Cherry's grand finale occurred as the segment ended. He compared the potential enforcement of visors to that of helmets several years ago, saying that he expected to find that mandatory visor usage would be grandfathered in, similar to how helmet usage was. Very relevant and very likely true. How did he follow this? He asked his co-presenter (I think it's Scott Oake - thank you Google - but I'm not positive) two more rhetorical questions. "Since helmets have been made mandatory, have there been more head injuries in hockey? Has there been less respect between players?" Oake answered both questions in the affirmative. I'm not sure if the first is true and I'd like to find out how Cherry qualifies the latter; I suspect he does so by counting head injuries and maybe asking Doug Gilmour. I don't know.

Let me re-state what Cherry said. He believes that helmets have actually caused more (I lied) head injuries to occur in hockey. Theoretically, this would ensue out of a lack of respect from player-to-player, who have somehow figured that because other players wear helmets, they can hit them in positions that they wouldn'tve when they weren't wearing helmets. I am sadly disappointed that Cherry didn't equate this to European players not understanding the unwritten rules of hockey, because I think I may have gotten far too giddy for the bar to contain. The aspect of injury that Cherry ignores, again because it makes his argument looks silly, is that players have gotten dramatically bigger over the last fifteen years. THAT is why more head injuries are occurring - if you want to throw in the point about certain types of glass having less give, I am fine with that too. It is, I suppose, possible that players are making split-second decisions to hit players because they have helmets. But is it likely? William of Occam, somewhere, is raising his hand quietly, and Don Cherry is hitting him in a safe, non-head-injury causing fashion, because neither are wearing a helmet.

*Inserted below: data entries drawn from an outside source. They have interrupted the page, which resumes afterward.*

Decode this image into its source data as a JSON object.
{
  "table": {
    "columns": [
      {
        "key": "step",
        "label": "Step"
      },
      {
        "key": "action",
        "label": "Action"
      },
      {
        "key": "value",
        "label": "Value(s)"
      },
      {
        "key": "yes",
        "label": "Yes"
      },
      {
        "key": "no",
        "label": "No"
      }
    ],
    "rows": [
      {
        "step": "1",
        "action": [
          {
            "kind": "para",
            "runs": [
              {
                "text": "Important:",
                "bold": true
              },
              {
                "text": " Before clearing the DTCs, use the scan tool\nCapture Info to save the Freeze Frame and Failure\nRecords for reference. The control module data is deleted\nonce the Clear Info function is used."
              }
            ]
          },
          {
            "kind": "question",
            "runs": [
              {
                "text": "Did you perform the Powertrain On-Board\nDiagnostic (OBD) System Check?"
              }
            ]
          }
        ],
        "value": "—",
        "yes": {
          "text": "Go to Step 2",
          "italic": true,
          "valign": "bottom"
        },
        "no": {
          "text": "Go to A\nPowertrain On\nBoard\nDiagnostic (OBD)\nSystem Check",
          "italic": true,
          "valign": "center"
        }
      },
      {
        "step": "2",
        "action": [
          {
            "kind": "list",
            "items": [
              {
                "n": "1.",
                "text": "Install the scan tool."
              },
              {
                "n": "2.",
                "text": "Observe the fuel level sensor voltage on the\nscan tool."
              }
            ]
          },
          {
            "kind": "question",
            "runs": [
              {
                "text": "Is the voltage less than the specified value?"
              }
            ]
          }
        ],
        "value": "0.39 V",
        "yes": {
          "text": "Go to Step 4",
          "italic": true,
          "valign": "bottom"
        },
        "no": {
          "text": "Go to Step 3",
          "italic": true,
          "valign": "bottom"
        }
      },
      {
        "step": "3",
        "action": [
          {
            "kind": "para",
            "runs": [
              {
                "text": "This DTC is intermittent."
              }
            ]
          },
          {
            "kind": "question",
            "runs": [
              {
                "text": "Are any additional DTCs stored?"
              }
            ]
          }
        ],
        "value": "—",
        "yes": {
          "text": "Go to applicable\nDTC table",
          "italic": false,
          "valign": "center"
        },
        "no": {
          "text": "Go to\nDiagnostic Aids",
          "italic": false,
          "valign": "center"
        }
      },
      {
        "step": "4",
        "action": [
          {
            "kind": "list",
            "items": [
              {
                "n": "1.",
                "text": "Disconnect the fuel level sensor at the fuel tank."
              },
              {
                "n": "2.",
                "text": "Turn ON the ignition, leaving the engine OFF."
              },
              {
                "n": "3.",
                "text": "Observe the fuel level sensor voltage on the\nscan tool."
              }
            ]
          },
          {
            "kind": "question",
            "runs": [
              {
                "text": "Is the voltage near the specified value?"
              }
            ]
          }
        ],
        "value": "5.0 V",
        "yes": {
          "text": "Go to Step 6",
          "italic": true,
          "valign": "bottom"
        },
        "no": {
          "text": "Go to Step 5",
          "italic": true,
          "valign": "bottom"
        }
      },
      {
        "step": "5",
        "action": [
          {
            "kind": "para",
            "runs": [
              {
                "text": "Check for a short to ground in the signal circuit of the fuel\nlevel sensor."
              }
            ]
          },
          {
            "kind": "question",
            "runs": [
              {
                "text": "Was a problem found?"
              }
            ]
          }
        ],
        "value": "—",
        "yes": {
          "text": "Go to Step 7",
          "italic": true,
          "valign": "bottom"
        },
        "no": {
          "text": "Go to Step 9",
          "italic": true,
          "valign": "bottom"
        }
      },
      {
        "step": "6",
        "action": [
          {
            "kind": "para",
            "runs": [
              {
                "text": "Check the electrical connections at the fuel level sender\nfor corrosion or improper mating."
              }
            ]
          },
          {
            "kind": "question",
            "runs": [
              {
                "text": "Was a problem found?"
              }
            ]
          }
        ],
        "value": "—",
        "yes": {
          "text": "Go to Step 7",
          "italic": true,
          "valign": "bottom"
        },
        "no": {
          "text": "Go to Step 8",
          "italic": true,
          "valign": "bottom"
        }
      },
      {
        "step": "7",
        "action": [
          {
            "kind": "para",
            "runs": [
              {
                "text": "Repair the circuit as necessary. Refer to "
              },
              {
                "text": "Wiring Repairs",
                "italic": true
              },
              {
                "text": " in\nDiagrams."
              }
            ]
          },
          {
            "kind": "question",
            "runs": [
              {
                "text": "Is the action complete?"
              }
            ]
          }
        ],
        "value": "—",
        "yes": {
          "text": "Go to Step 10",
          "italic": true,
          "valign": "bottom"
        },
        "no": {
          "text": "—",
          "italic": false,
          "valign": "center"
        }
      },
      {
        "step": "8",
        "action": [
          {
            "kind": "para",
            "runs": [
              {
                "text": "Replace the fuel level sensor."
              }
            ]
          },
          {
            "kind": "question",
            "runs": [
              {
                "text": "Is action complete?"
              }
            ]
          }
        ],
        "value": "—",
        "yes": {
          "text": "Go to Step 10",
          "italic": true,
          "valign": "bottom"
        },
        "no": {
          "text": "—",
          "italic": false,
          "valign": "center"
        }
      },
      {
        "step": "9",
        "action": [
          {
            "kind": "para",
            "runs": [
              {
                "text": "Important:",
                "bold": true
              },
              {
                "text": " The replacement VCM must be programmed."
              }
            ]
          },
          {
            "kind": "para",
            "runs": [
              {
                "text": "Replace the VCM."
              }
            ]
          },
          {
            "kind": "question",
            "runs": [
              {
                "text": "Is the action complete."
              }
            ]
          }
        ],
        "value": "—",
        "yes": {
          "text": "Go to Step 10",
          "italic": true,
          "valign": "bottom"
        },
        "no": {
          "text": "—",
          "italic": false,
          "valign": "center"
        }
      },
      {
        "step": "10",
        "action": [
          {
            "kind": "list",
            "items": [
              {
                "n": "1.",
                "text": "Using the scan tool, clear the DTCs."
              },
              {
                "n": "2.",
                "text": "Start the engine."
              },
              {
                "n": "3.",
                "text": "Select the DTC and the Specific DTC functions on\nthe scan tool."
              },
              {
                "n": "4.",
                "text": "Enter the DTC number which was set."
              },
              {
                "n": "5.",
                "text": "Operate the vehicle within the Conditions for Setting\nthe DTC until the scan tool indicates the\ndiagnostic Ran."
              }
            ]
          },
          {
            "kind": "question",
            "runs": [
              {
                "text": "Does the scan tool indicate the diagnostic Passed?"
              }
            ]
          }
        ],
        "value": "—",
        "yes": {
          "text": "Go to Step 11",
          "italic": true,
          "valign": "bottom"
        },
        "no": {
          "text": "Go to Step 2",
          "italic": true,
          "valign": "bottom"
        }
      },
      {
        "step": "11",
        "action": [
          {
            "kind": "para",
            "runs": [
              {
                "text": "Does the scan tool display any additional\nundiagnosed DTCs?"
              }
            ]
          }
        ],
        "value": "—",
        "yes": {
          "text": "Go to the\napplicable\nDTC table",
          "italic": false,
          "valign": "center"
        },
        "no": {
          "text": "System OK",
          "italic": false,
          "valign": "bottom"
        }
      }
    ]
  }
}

So, 75% then? I suspect that no sports presenter - in particular one that has already alienated entire sections of the country they're associated with - would receive such support. Ron Atkinson, a British soccer pundit and former manager, "resigned" from his job at ITV after broadcasting the first leg of the Chelsea-Monaco Champions League semifinal (so brilliantly covered by yours truly) two weeks ago. After the match ended, most feeds were turned to the post-game show; the Middle East, though, still received the feed of the broadcasters talking. Atkinson referred to French defender Marcel Desailly as a "...f------ thick lazy n-----". Don Cherry's bashing of European players is portrayed as colorful and controversial because he's not bashing his constituency. Instead, unfortunately, Don Cherry is doing it subtly, insulting his audience by furthering the halo that surrounds professional athletes. I believe that Canadian hockey television will be better off if Don Cherry is not retained by the CBC. Maybe that's because I! AM! AMERICAN!, though.

Oh - Steve Yzerman just gave his first comments since being hit in that Flames game. The ESPN article on it said, "He said he regrets not wearing a visor but will do so in the future." Maybe he's just not clever enough.